Вампир внимательно слушал, будто ища зацепку в моих рассказах. Я улыбалась ему и прохожим, через слова находя дорожку в прошлое, такое счастливое и одновременно странное.
— Родители даже лестницу, торчавшую в углу на первом этаже, не тронули, — продолжила я рассказывать. — Стену, примыкавшую к ней, прежний владелец оклеил старомодными темно — зелеными обоями с крупными, как лопухи, желтыми цветами. И, будто этого было мало, на стене висели многочисленные маленькие картины и старые фотографии. Я придумывала им истории, пытаясь рассмотреть изображения. — Я улыбнулась, почти чувствуя въедливые ароматы старой бумаги, сырости и немножко плесени — вечных спутников того дома. — Там вообще очень интересно было жить. Каждый день находилось что‑то новое и интересное. Даже свой призрак обитал на чердаке.
Вампир хмыкнул и уточнил:
— А где именно стоял дом не помнишь?
— Нет, — вполне честно ответила я. — Та улочка не выделялась ничем приметным. Здесь повсюду такие. — Я повела рукой, указывая на узкие, плотно прижатые друг к другу дома, глядевшие на улицу высокими окнами. Только по цвету и номеру над входной дверью и отличишь. — Я, возможно, не узнала бы, даже пройдя мимо, а внутрь заглядывать никто не пустит.
На втором этаже дома расположилась гостиная, кухня и ванная с туалетом, и здесь родители приложили руку, убрав старую мебель и ободрав со стен темные, нагнетавшие тоску обои. Длинная как кишка гостиная протянулась через весь длинный дом, захватив по два окна с каждой стороны. Солнышко редко пробиралось больше чем на метр по вытертому бордовому ковру со стороны улицы, поэтому мама выбрала для дома светлые, почти белые обои в бледные мелкие цветы, создавая свой мир внутри старого дома.

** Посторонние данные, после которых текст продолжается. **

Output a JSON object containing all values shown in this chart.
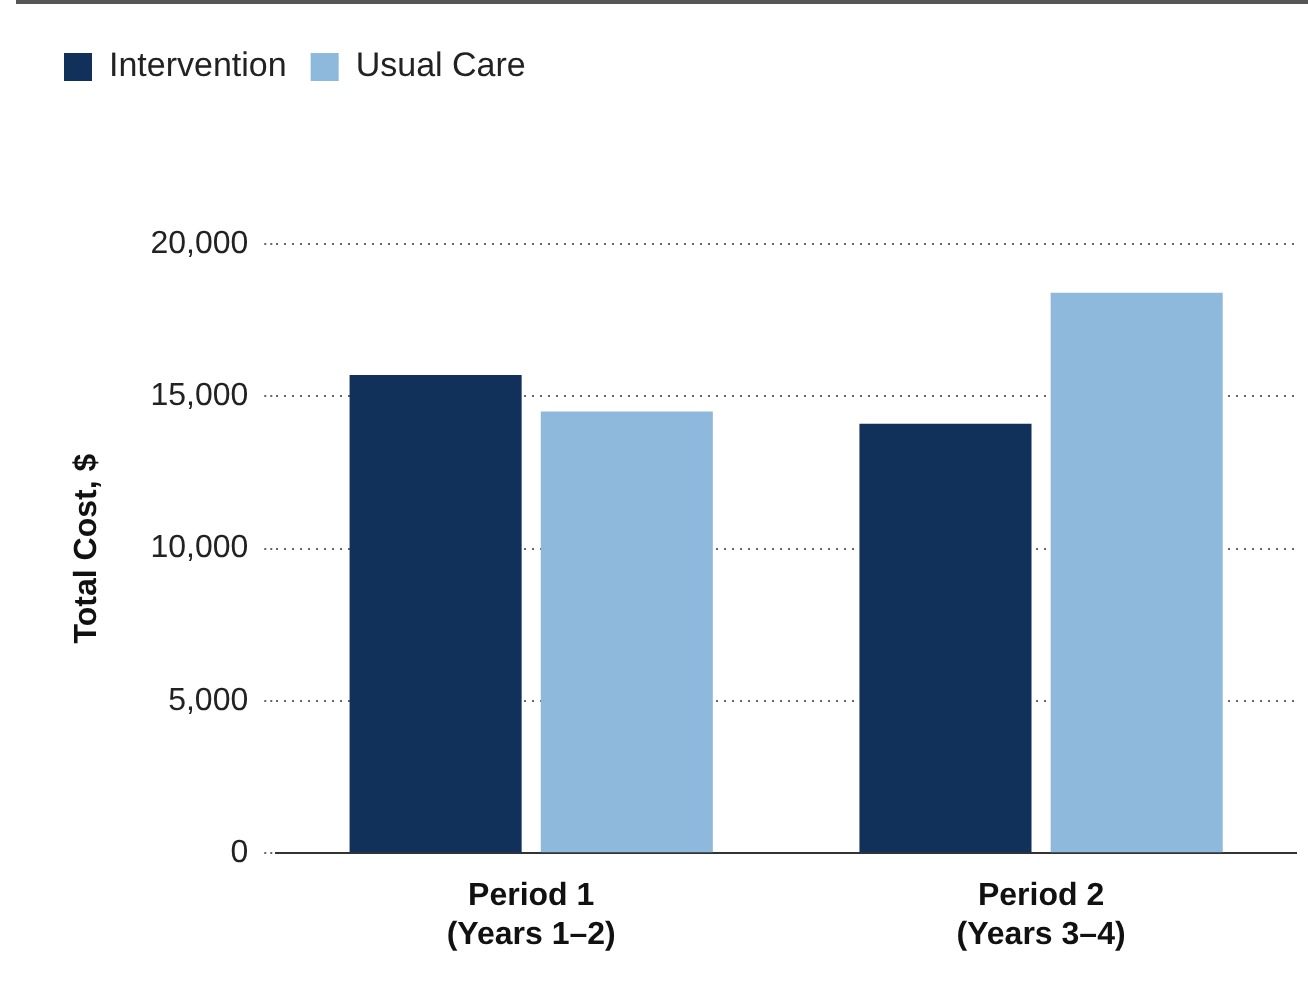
{
  "chart_data": {
    "type": "bar",
    "ylabel": "Total Cost, $",
    "categories": [
      "Period 1\n(Years 1–2)",
      "Period 2\n(Years 3–4)"
    ],
    "series": [
      {
        "name": "Intervention",
        "color": "#11305a",
        "values": [
          15700,
          14100
        ]
      },
      {
        "name": "Usual Care",
        "color": "#8fb9dc",
        "values": [
          14500,
          18400
        ]
      }
    ],
    "ylim": [
      0,
      20000
    ],
    "yticks": [
      {
        "value": 0,
        "label": "0"
      },
      {
        "value": 5000,
        "label": "5,000"
      },
      {
        "value": 10000,
        "label": "10,000"
      },
      {
        "value": 15000,
        "label": "15,000"
      },
      {
        "value": 20000,
        "label": "20,000"
      }
    ],
    "grid": "y",
    "legend": "top left"
  }
}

Мебель терялась в таком вытянутом пространстве, поэтому создавалось впечатление странно пустынной комнаты, но именно здесь мама проводила все свободное время, сидя в широком кресле, греясь на солнце и изучая очередной справочник.

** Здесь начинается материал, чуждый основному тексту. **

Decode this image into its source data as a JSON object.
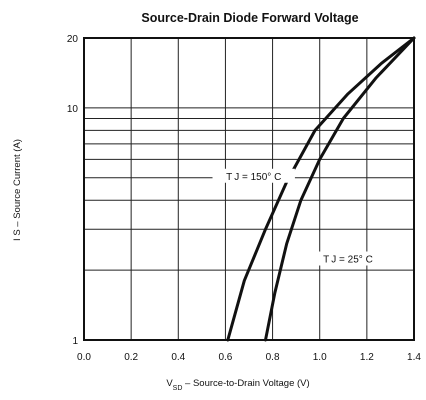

Кухня и санузлы занимали пространство по другую сторону от гостиной и представляли собой такие же кишкообразные закутки. В туалете вечно перегорала лампочка, сколько ее не меняй, так что у всей семьи быстро выработалась привычка увертываться от угловатого ведерка, стоявшего у двери. Убрать его или переставить никто и не подумал.

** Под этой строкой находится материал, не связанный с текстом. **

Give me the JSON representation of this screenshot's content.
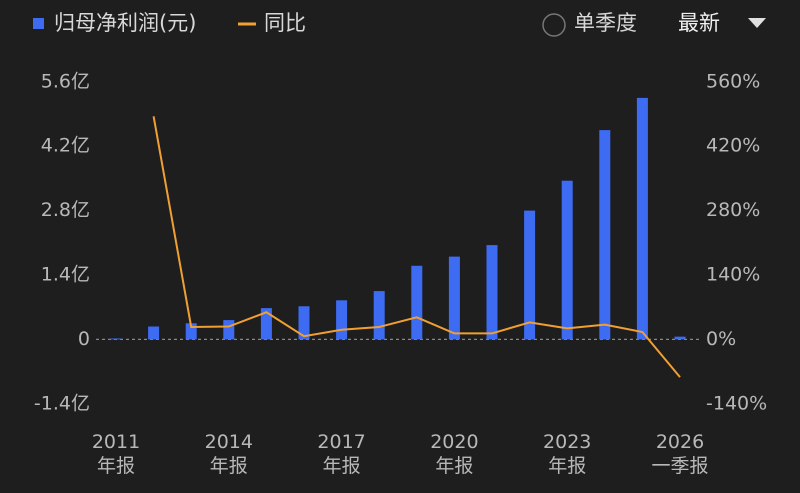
{
  "chart_data": {
    "type": "bar+line",
    "categories": [
      "2011\n年报",
      null,
      null,
      "2014\n年报",
      null,
      null,
      "2017\n年报",
      null,
      null,
      "2020\n年报",
      null,
      null,
      "2023\n年报",
      null,
      null,
      "2026\n一季报"
    ],
    "series": [
      {
        "name": "归母净利润(元)",
        "type": "bar",
        "color": "#3d6bf2",
        "values": [
          0.02,
          0.28,
          0.35,
          0.42,
          0.68,
          0.72,
          0.85,
          1.05,
          1.6,
          1.8,
          2.05,
          2.8,
          3.45,
          4.55,
          5.25,
          0.06
        ]
      },
      {
        "name": "同比",
        "type": "line",
        "axis": "y2",
        "color": "#f0a033",
        "values": [
          null,
          485,
          27,
          28,
          59,
          7,
          21,
          27,
          48,
          13,
          13,
          37,
          24,
          32,
          16,
          -82
        ]
      }
    ],
    "ylim": [
      -1.6,
      5.9
    ],
    "yticks": [
      {
        "value": -1.4,
        "label": "-1.4亿"
      },
      0,
      {
        "value": 1.4,
        "label": "1.4亿"
      },
      {
        "value": 2.8,
        "label": "2.8亿"
      },
      {
        "value": 4.2,
        "label": "4.2亿"
      },
      {
        "value": 5.6,
        "label": "5.6亿"
      }
    ],
    "y2lim": [
      -160,
      590
    ],
    "y2ticks": [
      {
        "value": -140,
        "label": "-140%"
      },
      {
        "value": 0,
        "label": "0%"
      },
      {
        "value": 140,
        "label": "140%"
      },
      {
        "value": 280,
        "label": "280%"
      },
      {
        "value": 420,
        "label": "420%"
      },
      {
        "value": 560,
        "label": "560%"
      }
    ],
    "controls": {
      "period": "单季度",
      "sort": "最新"
    }
  }
}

На кухне ютились многочисленные разноместные шкафчики, которые кто‑то будто собирал на свалке — такие они были обшарпанные и перекошенные, в лохмотьях старой краски. Плита тоже не отличалась новизной, шипела газом и постоянно ломалась.
На третьем этаже родители многое переделали, устроив там две большие комнаты. Бабушка вечно удивлялась, поднимаясь наверх, и пыталась вразумить маму, что у девочки должна быть нормальная спальня. Я же долго не могла сообразить, чем ведьме не нравится моя комната. Для меня, дочери двух охотников из Надзора, мой маленький мирок и так был правильным и настоящим. Это уже позже, живя с бабушкой я узнала, что у девочки должен быть большой плюшевый зверинец, куча розовых платьев и еще больше всевозможных заколок и ленточек. И это совсем не правильно, если маленькой девочке, пусть и ведьмочке в двадцать втором поколении, нравятся папины странные механизмы, мамина коллекция холодного оружия, а вся спальня заставлена книгами по магии просто потому, что в спальне родителей они не помещаются.